Le redressement demandé
[3] Les FAC voudraient que la plainte du plaignant soit renvoyée pour nouvelle décision à un tribunal différemment constitué. Les FAC voudraient également que leur soient adjugés les dépens de cette demande de contrôle judiciaire.
Les faits
[4] Le 11 juin 1963, alors qu'il était âgé de 19 ans, le plaignant s'enrôlait dans les FAC comme militaire du rang (MR) de la force régulière.
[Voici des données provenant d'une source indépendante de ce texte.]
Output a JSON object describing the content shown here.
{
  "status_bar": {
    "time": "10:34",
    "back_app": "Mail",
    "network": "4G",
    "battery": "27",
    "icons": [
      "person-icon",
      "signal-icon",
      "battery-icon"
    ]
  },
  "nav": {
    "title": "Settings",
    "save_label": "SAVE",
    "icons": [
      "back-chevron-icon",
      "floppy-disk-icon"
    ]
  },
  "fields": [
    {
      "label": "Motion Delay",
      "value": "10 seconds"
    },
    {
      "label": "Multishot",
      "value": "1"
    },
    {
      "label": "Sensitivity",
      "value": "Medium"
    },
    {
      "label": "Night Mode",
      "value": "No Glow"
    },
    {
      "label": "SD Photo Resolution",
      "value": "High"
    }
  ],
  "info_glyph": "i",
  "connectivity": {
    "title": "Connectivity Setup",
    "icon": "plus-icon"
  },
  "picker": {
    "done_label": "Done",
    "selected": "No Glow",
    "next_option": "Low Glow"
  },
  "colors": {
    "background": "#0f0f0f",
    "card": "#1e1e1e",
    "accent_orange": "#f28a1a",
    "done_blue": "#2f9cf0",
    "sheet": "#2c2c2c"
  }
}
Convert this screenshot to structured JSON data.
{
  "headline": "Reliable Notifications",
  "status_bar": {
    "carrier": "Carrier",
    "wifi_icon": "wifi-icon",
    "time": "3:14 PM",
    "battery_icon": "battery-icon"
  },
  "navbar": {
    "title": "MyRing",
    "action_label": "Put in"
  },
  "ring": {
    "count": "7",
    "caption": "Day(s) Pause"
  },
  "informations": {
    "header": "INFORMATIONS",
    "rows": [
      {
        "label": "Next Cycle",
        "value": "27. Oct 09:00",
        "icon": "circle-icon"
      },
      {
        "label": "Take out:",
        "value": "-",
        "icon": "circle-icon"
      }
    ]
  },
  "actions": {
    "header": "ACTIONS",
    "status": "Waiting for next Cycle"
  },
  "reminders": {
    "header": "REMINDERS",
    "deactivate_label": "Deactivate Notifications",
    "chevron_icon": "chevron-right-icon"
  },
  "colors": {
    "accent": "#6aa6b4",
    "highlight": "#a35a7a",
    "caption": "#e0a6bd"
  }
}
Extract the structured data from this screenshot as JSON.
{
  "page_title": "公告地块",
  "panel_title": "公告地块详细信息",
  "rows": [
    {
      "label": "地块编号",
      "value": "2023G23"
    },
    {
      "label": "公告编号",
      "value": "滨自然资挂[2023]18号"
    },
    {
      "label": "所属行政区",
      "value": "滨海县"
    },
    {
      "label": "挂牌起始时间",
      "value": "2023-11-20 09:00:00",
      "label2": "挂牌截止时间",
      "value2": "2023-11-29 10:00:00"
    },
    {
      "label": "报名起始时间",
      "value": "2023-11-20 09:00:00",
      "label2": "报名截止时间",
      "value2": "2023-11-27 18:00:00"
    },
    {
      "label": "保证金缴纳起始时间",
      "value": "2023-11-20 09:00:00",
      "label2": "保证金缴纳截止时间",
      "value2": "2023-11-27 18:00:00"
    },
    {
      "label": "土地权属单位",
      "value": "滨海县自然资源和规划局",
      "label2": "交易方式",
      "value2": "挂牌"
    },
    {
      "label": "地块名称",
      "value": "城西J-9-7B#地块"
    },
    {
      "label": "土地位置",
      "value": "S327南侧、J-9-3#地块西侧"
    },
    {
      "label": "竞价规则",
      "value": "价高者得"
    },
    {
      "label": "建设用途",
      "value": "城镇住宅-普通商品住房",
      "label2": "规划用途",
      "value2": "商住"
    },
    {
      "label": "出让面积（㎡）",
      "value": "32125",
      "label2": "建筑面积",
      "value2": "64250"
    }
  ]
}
Il a commencé sa carrière comme simple soldat et, après être passé caporal, puis caporal-chef, puis sergent, il devenait adjudant le 18 septembre 1981, à l'âge de 37 ans. Par la suite, il n'était pas admissible à une nouvelle promotion au grade d'adjudant-maître à moins de suivre un cours préalable appelé cours du 7e niveau de qualification, ou « cours NQ7 » . Il a terminé ce cours en février 1990, à l'âge de 46 ans. Il a ensuite servi durant neuf autres années jusqu'à l'âge de la retraite obligatoire en 1999, c'est-à-dire 55 ans, sans être promu au grade d'adjudant-maître.
[5] Durant sa carrière, le plaignant a servi aux endroits suivants :
· Petawawa, puis Picton, puis retour à Petawawa (Ontario)
· 1975 - Cornwallis (Nouvelle-Écosse)
· 1978 - London (Ontario)
· 1980 - BFC de Borden (Ontario)
· 1981 - London (Ontario)
· juillet 1987 - Régiment Lincoln et Wellington, à St. Catharines (Ontario)
· 30 juillet 1994 - détachement de l'École de combat du RCR à Hamilton (Ontario).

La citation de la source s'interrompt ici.